Via il canone del Telepass

28 agosto 2013 Mobilità, Tecnologia, Trasparenza

Quando qualche anno fa con uno dei decreti Bersani furono aboliti i costi fissi delle ricariche per i cellulari, tutti i consumatori ne furono contenti. E’ del tutto ragionevole infatti che i canoni telefonici si basino in modo trasparente sul traffico effettivo e non su costi aggiuntivi posti in modo improprio sull’operazione di ricarica, visto che non sono tecnicamente giustificati.

Ma quanti cittadini si erano attivati per chiedere che le compagnie telefoniche si dessero una regolata in questo senso? Non tantissimi: in Italia, spiace dirlo, si rischia l’assuefazione a balzelli non sempre ragionevoli. E quanti sono i casi in cui ancora oggi vengono caricati costi sui consumatori in modo non ragionevole? Ancora parecchi, purtroppo.

Un esempio di costo irragionevole è quello del canone associato all’utilizzo degli apparecchi Telepass. E’ infatti del tutto evidente che con quel piccolo apparecchietto si evitano code ai caselli, risparmiando tempo delle persone nelle vetture (e in una certa misura anche consumi di carburante), e i gestori autostradali risparmiano sui costi di personale.

Sarebbe quindi del tutto sensato che non ci fosse un canone di noleggio associato, perlomeno per chi utilizza effettivamente l’apparecchio Telepass e non lo tiene fermo ed inutilizzato.

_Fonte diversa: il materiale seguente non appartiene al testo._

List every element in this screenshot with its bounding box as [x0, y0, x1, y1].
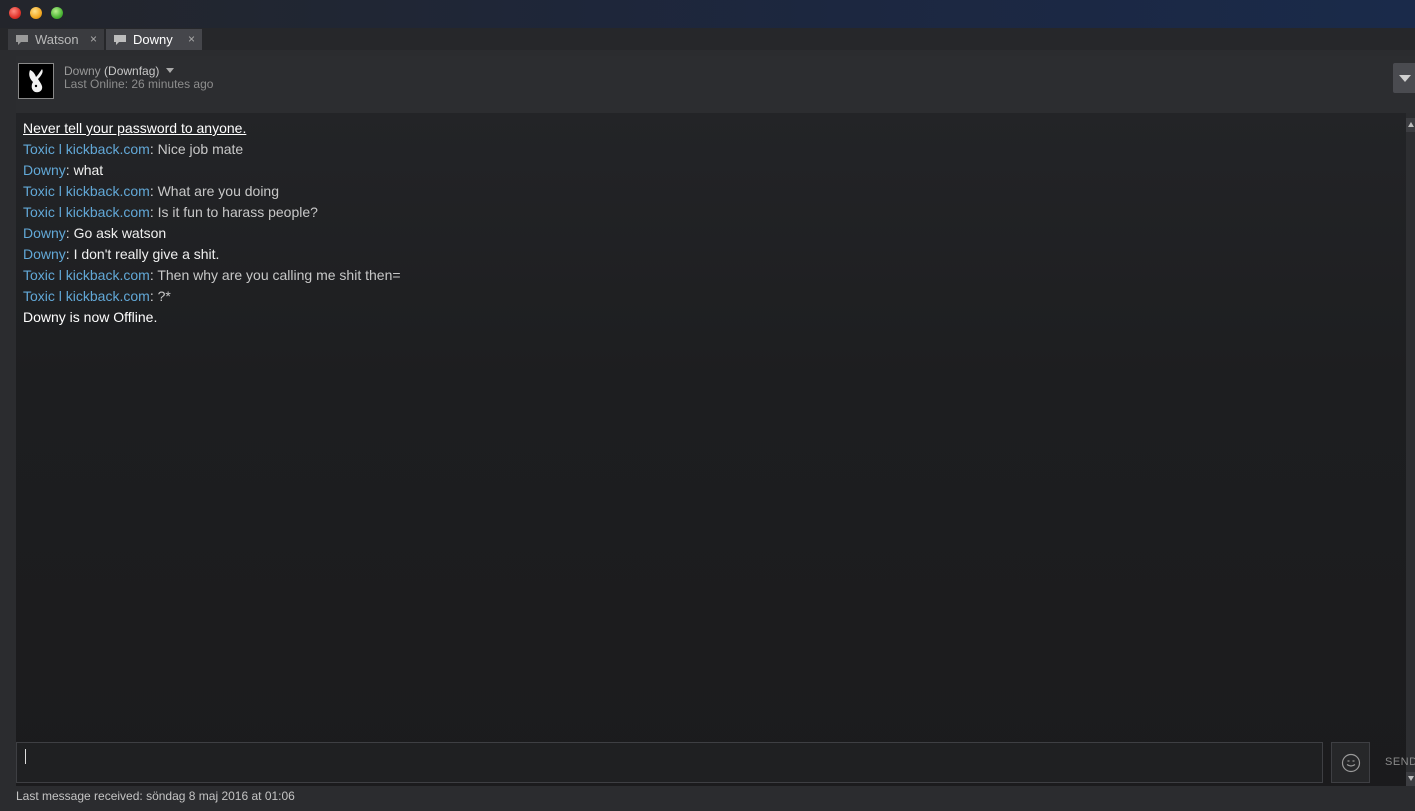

Ma c’è di più: un utilizzo intenso del Telepass provoca un aumento del canone di noleggio, per via di un meccanismo che viene spiegato così dalla società Telepass spa: nel precisarle che il limite di spesa trimestrale è di euro 258,23(a proposito di Telepass Family), La informiamo che l’eventuale superamento di tale plafond trimestrale comporta il passaggio del ciclo di fatturazione dalla cadenza trimestrale a quella mensile con l’addebito, nelle sole fatture aggiuntive, di una quota associativa di 3,72 euro mensili, salva, peraltro, la possibilità del successivo ripristino automatico della situazione originaria, qualora con la somma degli importi relativi ai tre mesi intercorrenti fino all’inizio del successivo ciclo di fatturazione, il Cliente faccia registrare un utilizzo del servizio entro i limiti del plafond 

In pratica, se usi molto il Telepass si passa da una fatturazione trimestrale a mensile (e fin qui è ragionevole), ma con l’occasione ti viene addebitato un canone associativo mensile aggiuntivo: è una cosa davvero assurda (vorrei dire perfino perversa) che dimostra come l’ottica sia quella di penalizzare chi lo usa invece di incentivarne l’utilizzo.

Cosa possiamo fare? Un tentativo che ho avviato in questi giorni estivi è una petizione sulla piattaforma Change.org. La petizione la trovate qui: invito tutti a firmarla, diffonderla e sostenerla.

PS A chi pensa che ogni balzello sull’uso dell’automobile è giustificato perché usare l’auto è un male in sé, faccio osservare che una cosa è promuovere il trasporto pubblico e modalità alternative di mobilità – cosa in cui credo e che sono impegnato a fare – altro è pensare che aumentare o comunque tollerare un alto livello di irragionevolezza nel trasporto su gomma sia una soluzione. Non lo è, anzi è dannoso ed ingiusto: anche perché qui non è in gioco l’uso o meno dell’auto, ma l’utilizzo dei meccanismi di pagamento automatico, e sfido chiunque a spiegare a cosa possa giovare (alla collettività) il limitarne la diffusione.